Locals have known this for the past decade, ever since the grand Victorian boozer was given a serious sprucing up in 2014 under the auspices of chef director Mike Davies. Mike had form; starting out at one of south London’s original gastropubs, the Anchor & Hope in Waterloo, before setting up another south London institution, the much-loved hipster HQ that is Frank’s rooftop bar in Peckham.
‘Sublime’ doesn’t even begin to do it justice. It is nothing less than art
Since then, the Camberwell Arms has remained the very picture of modesty. Settle into the spacious back room, an airy but still-intimate space, and the lack of fanfare (stripped wooden floorboards and the occasional stylish print is about as close to grandiose design as it gets here) only goes to prove how confident they are in the quality of the food.

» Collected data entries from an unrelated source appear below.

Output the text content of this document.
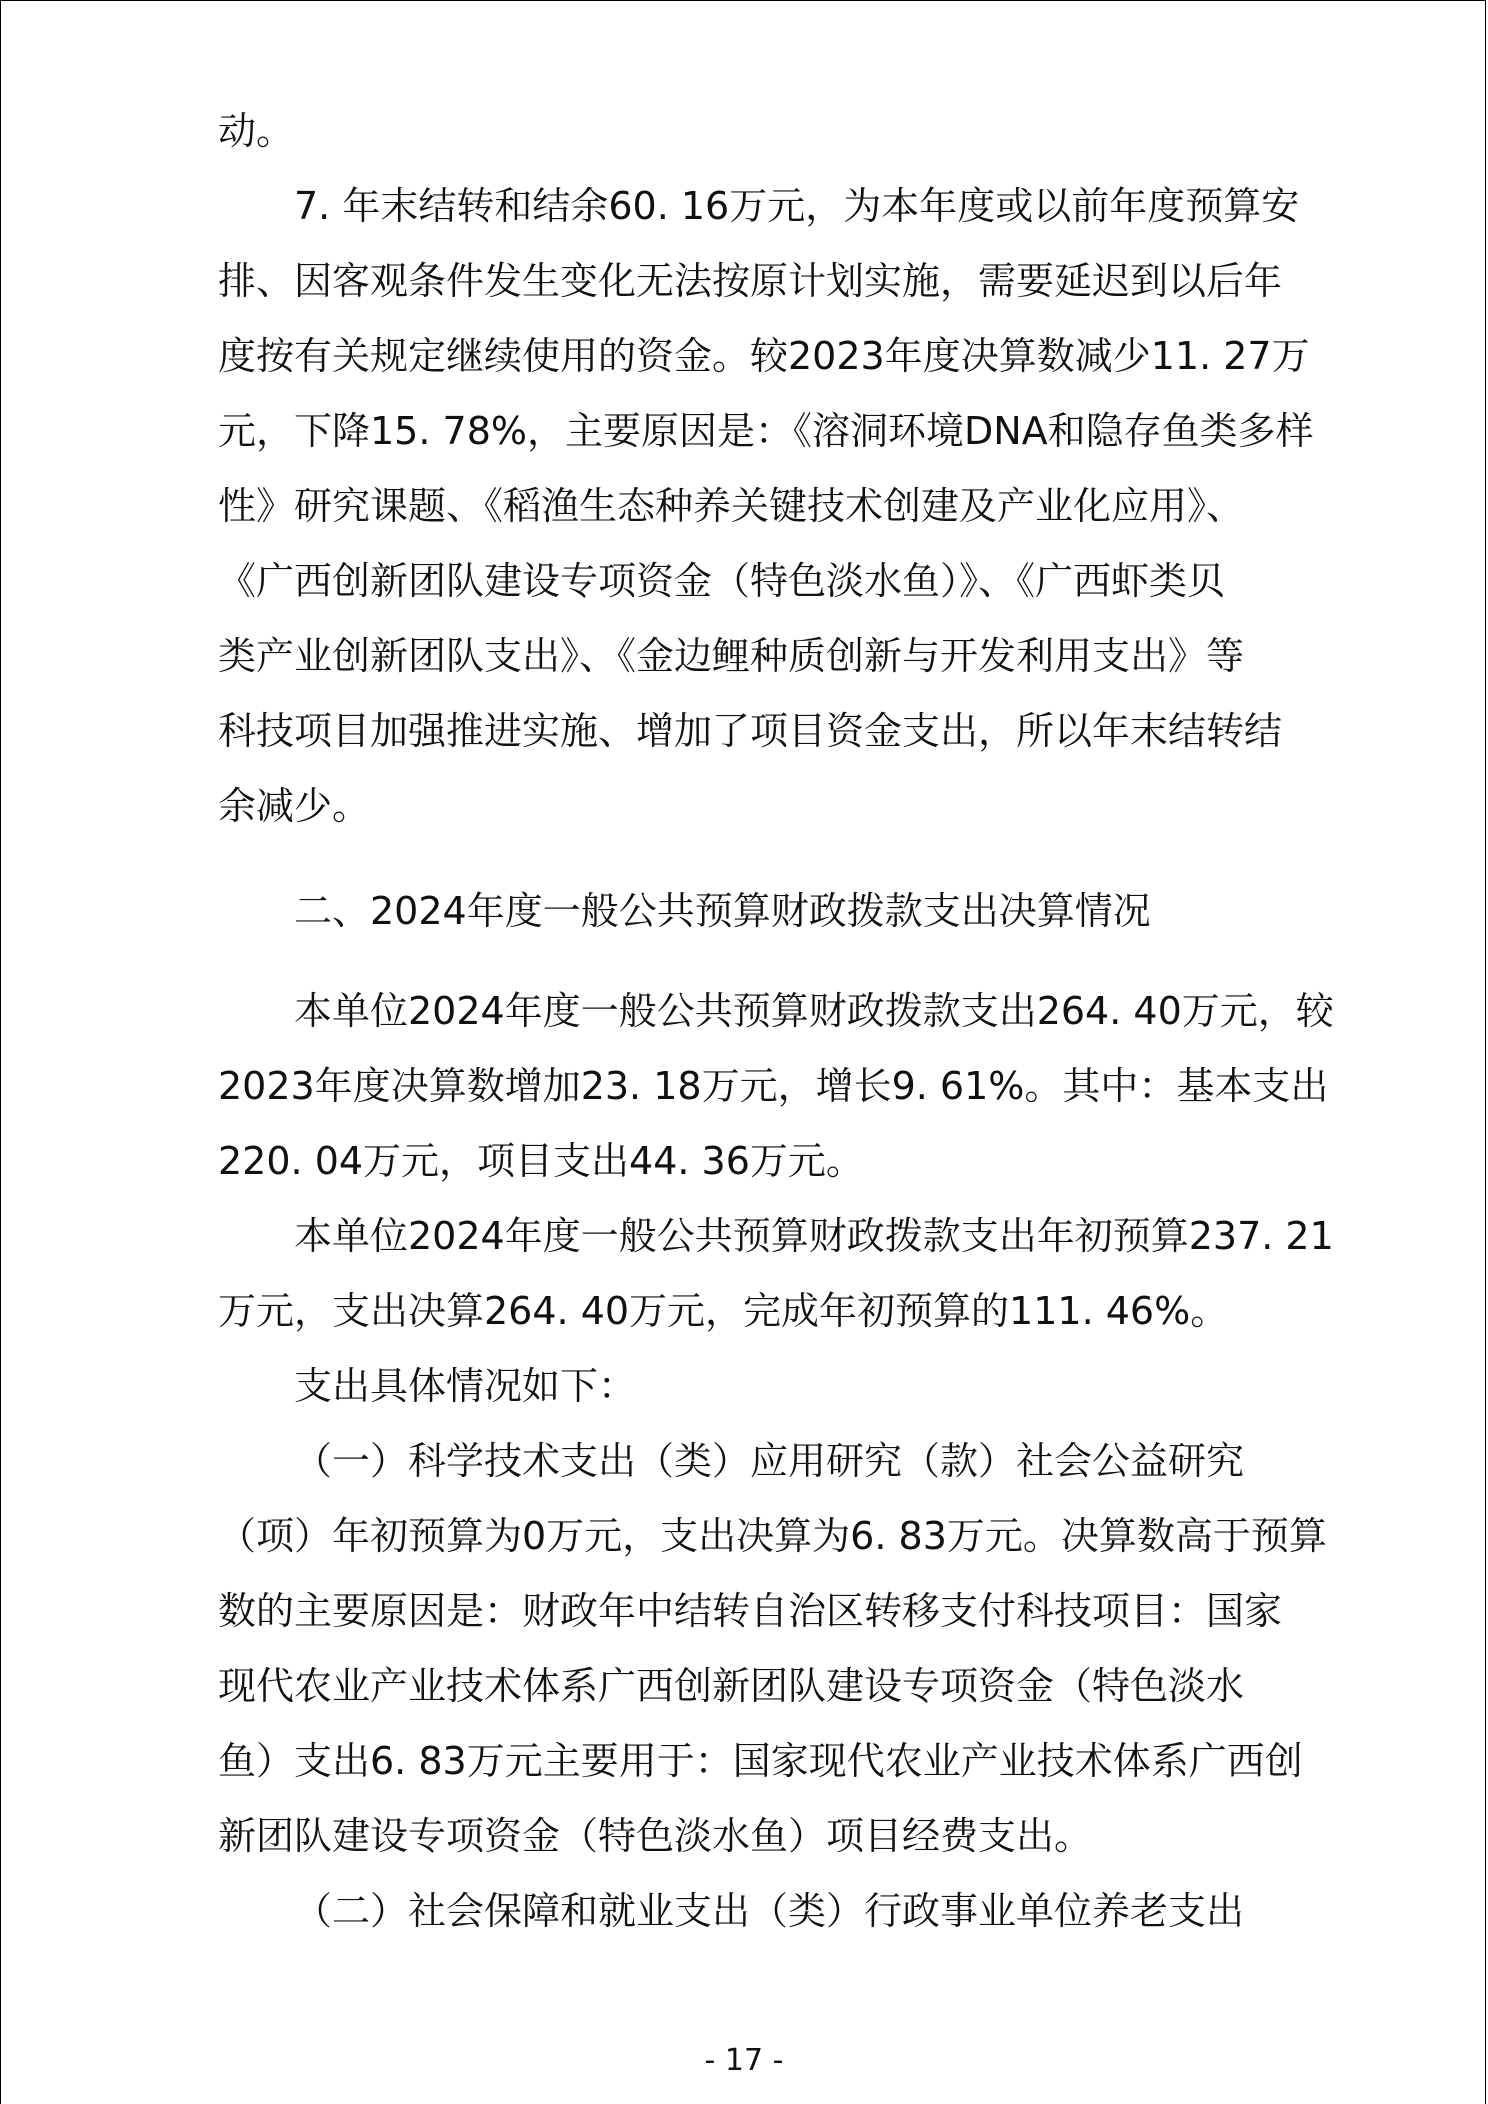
动。
7. 年末结转和结余60. 16万元，为本年度或以前年度预算安
排、因客观条件发生变化无法按原计划实施，需要延迟到以后年
度按有关规定继续使用的资金。较2023年度决算数减少11. 27万
元，下降15. 78%，主要原因是：《溶洞环境DNA和隐存鱼类多样
性》研究课题、《稻渔生态种养关键技术创建及产业化应用》、
《广西创新团队建设专项资金（特色淡水鱼）》、《广西虾类贝
类产业创新团队支出》、《金边鲤种质创新与开发利用支出》等
科技项目加强推进实施、增加了项目资金支出，所以年末结转结
余减少。
二、2024年度一般公共预算财政拨款支出决算情况
本单位2024年度一般公共预算财政拨款支出264. 40万元，较
2023年度决算数增加23. 18万元，增长9. 61%。其中：基本支出
220. 04万元，项目支出44. 36万元。
本单位2024年度一般公共预算财政拨款支出年初预算237. 21
万元，支出决算264. 40万元，完成年初预算的111. 46%。
支出具体情况如下：
（一）科学技术支出（类）应用研究（款）社会公益研究
（项）年初预算为0万元，支出决算为6. 83万元。决算数高于预算
数的主要原因是：财政年中结转自治区转移支付科技项目：国家
现代农业产业技术体系广西创新团队建设专项资金（特色淡水
鱼）支出6. 83万元主要用于：国家现代农业产业技术体系广西创
新团队建设专项资金（特色淡水鱼）项目经费支出。
（二）社会保障和就业支出（类）行政事业单位养老支出
- 17 -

Who needs jazzed-up interiors when the cooking is this compelling?
The menu is short but not too short, seasonal without being smug, and features a wry nod to the room’s pub past; a starter of beer onions on toast with aged gruyère. It’s a frankly indecent snack, snaked with sloppy boozed-up ribbons of onions, the particularly funky cheese oozing into the gaps and honking out a not unpleasant foot-like odour. It’s out-raunched only by a spectacular scotch bonnet and pork fat toast, where gooey, rendered richness was trampled into submission by sweet, sharp peppers draped like pink velvet curtains over the yielding slab of focaccia-ish bread. ‘Sublime’ doesn’t even begin to do it justice. It is nothing less than art.

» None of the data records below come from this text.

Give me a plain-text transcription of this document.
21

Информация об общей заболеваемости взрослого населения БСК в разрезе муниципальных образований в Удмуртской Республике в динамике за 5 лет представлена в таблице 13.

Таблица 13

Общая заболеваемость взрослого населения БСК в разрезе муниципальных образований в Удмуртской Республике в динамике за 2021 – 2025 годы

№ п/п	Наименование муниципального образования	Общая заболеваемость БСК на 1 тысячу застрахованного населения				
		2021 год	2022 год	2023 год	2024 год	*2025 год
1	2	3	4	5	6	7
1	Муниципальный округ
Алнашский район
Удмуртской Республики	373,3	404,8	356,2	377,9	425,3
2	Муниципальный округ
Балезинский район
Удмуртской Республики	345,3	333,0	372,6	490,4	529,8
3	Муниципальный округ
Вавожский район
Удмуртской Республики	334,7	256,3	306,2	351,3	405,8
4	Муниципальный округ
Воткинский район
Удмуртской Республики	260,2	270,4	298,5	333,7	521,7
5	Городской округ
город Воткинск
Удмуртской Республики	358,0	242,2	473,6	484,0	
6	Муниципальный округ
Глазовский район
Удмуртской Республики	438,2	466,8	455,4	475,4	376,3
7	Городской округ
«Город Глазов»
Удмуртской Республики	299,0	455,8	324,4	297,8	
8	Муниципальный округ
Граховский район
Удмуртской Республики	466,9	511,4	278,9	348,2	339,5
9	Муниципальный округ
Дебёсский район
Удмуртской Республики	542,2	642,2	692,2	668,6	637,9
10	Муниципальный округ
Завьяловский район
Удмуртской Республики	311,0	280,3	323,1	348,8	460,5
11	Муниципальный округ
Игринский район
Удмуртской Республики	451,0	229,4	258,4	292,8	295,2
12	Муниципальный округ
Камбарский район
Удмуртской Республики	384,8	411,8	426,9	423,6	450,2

The rest of the menu was seasonal cooking at its finest. This is the kind of place you should drag a grumpy Yank who still thinks British food is all stodgy pies and lumpy mash. You’ll glow proudly as they dig into hunky broad bean, pea and dill fritters stacked up like Jenga pieces on a creamy, tangy splodge of whipped feta, before launching into a salad of mega chunks of cucumber and pickled red onions doused in an angelic, surprisingly sweet dressing. Simple, easy, divine.
A pretty main of barbecued mackerel was crispy in all the right places and oily in all the other ones, sat pretty on a bed of sweet and sour peppers, and washed down with a glass of chilled red. On this visit, it was a hot, superlatively sticky day and as such sharing platters of lamb and Hereford forerib of beef with peppercorn sauce seemed a bit much, but previous meals here attest to their excellence. As soon as it cools down a touch, we’re diving face first back into some impeccably cooked, sensationally seasoned flesh.
It’s worth noting that the drinks here are as immaculate as the food; white port and tonic quenches the thirst on one of the hottest days of the year, olives on a floating toothpick offering a martini-lite simulacrum, while their real deal martini came as a gibson and was imbued with horseradish, making the punchiest cocktail in the world even punchier.
Great food, flawless drinks, committed regulars and one of the best meals you’re likely to get in south London. The Camberwell Arms is an institution for good reason; treasure it.
The vibe The gastropub to end all gastropubs.
The food Seasonal British produce with plenty of veg-forward dishes as well as sharing platters of lamb and ribs.
The drink A quite entrancing cocktail menu and a vast selection of wine.
Time Out tip Ignore the starter of pork fat on toast at your peril.